WASHINGTON — Sen. Joseph R. Biden Jr., the ranking Democrat on the Senate Foreign Relations Committee, said Thursday that he returned from a Middle East tour last week "more hopeful than just about any time" about easing the tensions between Israel and the Palestinians.
But the Delaware lawmaker urged the Bush administration to appoint a special envoy to help ensure that the Palestinian Authority's Jan. 9 presidential election is successful and paves the way for a resumption of Israeli-Palestinian peace talks.
Biden, who met with Israeli Prime Minister Ariel Sharon, Palestinian leader Mahmoud Abbas and Egyptian President Hosni Mubarak, said all agreed there was an opportunity to make progress.

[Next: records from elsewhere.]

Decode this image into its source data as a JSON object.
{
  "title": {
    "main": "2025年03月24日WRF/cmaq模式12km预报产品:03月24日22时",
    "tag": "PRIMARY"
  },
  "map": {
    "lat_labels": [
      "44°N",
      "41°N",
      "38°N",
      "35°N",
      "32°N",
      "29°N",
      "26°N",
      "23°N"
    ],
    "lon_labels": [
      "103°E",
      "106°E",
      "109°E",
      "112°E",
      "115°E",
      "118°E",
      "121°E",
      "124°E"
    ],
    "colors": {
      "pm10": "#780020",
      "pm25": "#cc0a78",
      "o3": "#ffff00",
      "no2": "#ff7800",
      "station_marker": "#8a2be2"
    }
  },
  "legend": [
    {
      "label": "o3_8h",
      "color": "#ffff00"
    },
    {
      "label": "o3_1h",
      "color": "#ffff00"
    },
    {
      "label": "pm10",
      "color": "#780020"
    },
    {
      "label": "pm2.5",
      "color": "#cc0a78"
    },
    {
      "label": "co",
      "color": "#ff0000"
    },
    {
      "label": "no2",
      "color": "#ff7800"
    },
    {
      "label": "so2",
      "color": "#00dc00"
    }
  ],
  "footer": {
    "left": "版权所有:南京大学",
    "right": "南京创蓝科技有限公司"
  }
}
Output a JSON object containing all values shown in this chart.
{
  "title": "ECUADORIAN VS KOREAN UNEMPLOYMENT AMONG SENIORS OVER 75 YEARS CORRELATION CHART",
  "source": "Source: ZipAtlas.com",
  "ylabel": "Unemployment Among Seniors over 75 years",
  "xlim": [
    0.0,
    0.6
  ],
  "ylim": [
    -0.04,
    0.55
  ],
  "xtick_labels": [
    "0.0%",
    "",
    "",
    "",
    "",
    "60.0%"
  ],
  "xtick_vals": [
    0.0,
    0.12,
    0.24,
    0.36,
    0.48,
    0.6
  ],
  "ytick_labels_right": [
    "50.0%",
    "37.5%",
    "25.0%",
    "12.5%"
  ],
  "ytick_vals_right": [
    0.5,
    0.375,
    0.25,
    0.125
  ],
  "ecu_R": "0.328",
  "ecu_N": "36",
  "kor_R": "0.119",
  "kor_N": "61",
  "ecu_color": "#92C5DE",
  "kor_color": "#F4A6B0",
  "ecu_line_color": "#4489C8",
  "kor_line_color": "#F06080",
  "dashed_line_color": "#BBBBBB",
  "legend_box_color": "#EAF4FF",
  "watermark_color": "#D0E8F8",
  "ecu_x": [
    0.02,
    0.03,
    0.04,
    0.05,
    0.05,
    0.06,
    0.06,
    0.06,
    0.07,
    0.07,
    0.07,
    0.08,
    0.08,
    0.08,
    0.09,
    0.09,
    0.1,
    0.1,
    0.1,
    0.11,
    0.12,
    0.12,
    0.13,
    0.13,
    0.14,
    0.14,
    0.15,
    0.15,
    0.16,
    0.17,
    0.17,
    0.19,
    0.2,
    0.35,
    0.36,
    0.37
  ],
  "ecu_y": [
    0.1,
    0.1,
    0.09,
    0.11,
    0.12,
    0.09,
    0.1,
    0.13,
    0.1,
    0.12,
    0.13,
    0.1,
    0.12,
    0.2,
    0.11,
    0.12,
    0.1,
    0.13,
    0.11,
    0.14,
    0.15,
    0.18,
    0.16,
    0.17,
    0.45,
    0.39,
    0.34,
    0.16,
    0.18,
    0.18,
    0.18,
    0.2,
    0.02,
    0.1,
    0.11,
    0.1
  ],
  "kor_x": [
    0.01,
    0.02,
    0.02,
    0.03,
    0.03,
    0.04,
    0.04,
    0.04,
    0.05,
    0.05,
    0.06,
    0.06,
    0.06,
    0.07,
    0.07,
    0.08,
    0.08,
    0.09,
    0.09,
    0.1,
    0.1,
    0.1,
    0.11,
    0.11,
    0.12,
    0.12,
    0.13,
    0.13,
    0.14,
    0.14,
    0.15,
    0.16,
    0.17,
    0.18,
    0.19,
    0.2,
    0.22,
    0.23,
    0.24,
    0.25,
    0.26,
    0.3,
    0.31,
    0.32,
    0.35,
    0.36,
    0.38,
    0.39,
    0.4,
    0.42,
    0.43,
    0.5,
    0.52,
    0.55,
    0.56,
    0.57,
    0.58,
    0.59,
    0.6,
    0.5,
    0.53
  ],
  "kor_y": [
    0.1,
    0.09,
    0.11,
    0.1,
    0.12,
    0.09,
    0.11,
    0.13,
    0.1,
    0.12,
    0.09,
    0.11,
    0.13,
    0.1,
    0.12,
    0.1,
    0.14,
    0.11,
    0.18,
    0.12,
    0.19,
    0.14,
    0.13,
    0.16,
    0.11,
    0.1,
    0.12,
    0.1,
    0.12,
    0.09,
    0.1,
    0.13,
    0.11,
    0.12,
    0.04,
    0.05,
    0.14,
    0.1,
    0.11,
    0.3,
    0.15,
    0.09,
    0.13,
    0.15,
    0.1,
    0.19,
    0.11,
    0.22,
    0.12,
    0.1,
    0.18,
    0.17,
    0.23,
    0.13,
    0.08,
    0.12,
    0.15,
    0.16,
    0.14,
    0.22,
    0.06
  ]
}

Only Washington and most of Israel's Arab neighbors, Biden said, remain less than fully engaged.
In a briefing with reporters, Biden said Abbas -- who became chairman of the Palestine Liberation Organization last month, after the death of PLO chief and Palestinian Authority President Yasser Arafat -- told him that Palestinians must provide security for the Israelis because "we haven't any choice."
Abbas believes that he could control most of the militias involved in the uprising against Israel, Biden said. The Palestinian leader "focused on Israeli needs," he added.
Biden said Sharon similarly showed interest in addressing Palestinian needs. Sharon said the United States should give Abbas financial and political support to help ensure that the voting succeeds and negotiations with Israel resume.
Although none of the leaders he spoke with asked for a special envoy, Biden said, he believed that the Bush administration should appoint one soon to work with the parties on the ground before and after the election.
"This is local politics right now," he said.
To survive politically, Abbas needs to address the hopes of his constituents, Biden said, and the U.S. should do what it can to help him. "He has to be able to deliver something" over the next three months, Biden said of Abbas, who this week called on Palestinians to end the armed struggle against Israel.
The senator said that he was unsure whether the administration understood the urgency of the situation and that he would like to see it offer suggestions on how it could help Abbas now.